Передохнув немного, отряд перестроился в боевой порядок и прямо в лоб пошел на неприятеля. Не стану вам в подробностях описывать это дело. Скажу только, что я попросился в охотники и вместе с командой пошел на штурм. Начальника ее убили на полдороге и я заступил его место.
Горцы держались превосходно до последнего мгновения. Когда с криком «ура» мы побежали на них, то они не дрогнули, а осыпали нас метким огнем, стучали шашками и кричали «хош-гяльды, гяур» (милости просим), а потом – «Алла, Алла-га!» и вскочили на завалы.
Мы взяли завалы с большими потерями. Солдаты, возбужденные успехом, орали «ура» и бежали в беспорядке вперед. В это время из-за нового завала раздался залп и я упал раненый в бедро и в грудь; последняя пуля, к счастью, только скользнула по ребрам. Не знаю, что затем произошло, но помню только, что я остался один на поле битвы и лежал за большим камнем. Вероятно, благодаря этому камню, меня не подобрали. Но этот же камень меня спас от смерти. Смутно помню, что около меня пробежало несколько аварцев с заломленными папахами, с подоткнутыми полями черкесок и что-то кричали на своем гортанном языке. Между ними бежал, кажется, сам Рашид-хан, защитник позиции.

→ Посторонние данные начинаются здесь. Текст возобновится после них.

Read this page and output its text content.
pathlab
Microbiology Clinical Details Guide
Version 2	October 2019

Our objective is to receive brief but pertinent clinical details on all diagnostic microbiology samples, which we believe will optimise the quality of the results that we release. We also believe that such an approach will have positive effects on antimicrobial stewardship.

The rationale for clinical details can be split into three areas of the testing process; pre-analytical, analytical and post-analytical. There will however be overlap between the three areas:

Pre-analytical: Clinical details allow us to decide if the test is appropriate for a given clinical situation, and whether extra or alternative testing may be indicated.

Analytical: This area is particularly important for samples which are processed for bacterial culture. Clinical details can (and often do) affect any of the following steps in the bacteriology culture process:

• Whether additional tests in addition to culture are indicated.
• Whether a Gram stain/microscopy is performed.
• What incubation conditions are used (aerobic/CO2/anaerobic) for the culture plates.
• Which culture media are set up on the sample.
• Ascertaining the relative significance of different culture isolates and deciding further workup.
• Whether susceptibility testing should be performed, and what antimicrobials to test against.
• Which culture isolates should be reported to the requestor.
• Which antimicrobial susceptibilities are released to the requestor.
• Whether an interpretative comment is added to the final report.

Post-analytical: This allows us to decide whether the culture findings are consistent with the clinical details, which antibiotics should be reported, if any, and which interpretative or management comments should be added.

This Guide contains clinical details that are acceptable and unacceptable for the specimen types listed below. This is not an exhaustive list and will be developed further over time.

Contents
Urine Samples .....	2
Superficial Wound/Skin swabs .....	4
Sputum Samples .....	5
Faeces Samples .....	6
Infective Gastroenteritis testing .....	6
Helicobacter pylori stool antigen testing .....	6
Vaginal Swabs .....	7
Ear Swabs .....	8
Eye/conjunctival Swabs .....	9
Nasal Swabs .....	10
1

В ожидании победы, он разрядился по парадному: в синюю персидскую чуху, обложенную галуном, и в новые желтые сапоги. Борода у него была выкрашена хиной и через щеку шел глубокий рубец. Конечно, они бы меня прикололи без милосердия, если бы увидели, что я жив.
Когда они скрылись, я вскочил и попробовал бежать в нашу сторону, но, сделав несколько шагов, упал. Когда я очнулся, то убедился, что теперь я остался совершенно один.
Меня мучила жажда. Недалеко от меня лежала забытая манерка. Я дополз до нее, но воды в ней, увы, оказалось всего несколько глотков; движение меня страшно утомило и я опять лишился чувств.
Вечерний холод привел меня в чувство; солнце почти совсем закатилось. Еще вершины утесов золотились последними лучами, но тень уже легла на узкую возвышенную долину, где я лежал, а глубокий овраг, по которому бежал поток, совершенно потемнел.
Кругом, кроме скал, огромных камней самых странных форм – ничего. Вдали – никаких признаков бивуака: ни дерева, ни дыма. Тишина нарушалась только ревом потока и шумом перебрасываемых им каменьев. Добраться до воды – нечего было и думать, а жажда была нестерпимая.
Раны горели и болели. Сначала я ругал всех и вся, но потом сообразил, что мой командир не оставит же меня так на съедение волкам и что меня наверно найдут, даже если меня считают в числе убитых. Затем я не сомневался, что мы победили.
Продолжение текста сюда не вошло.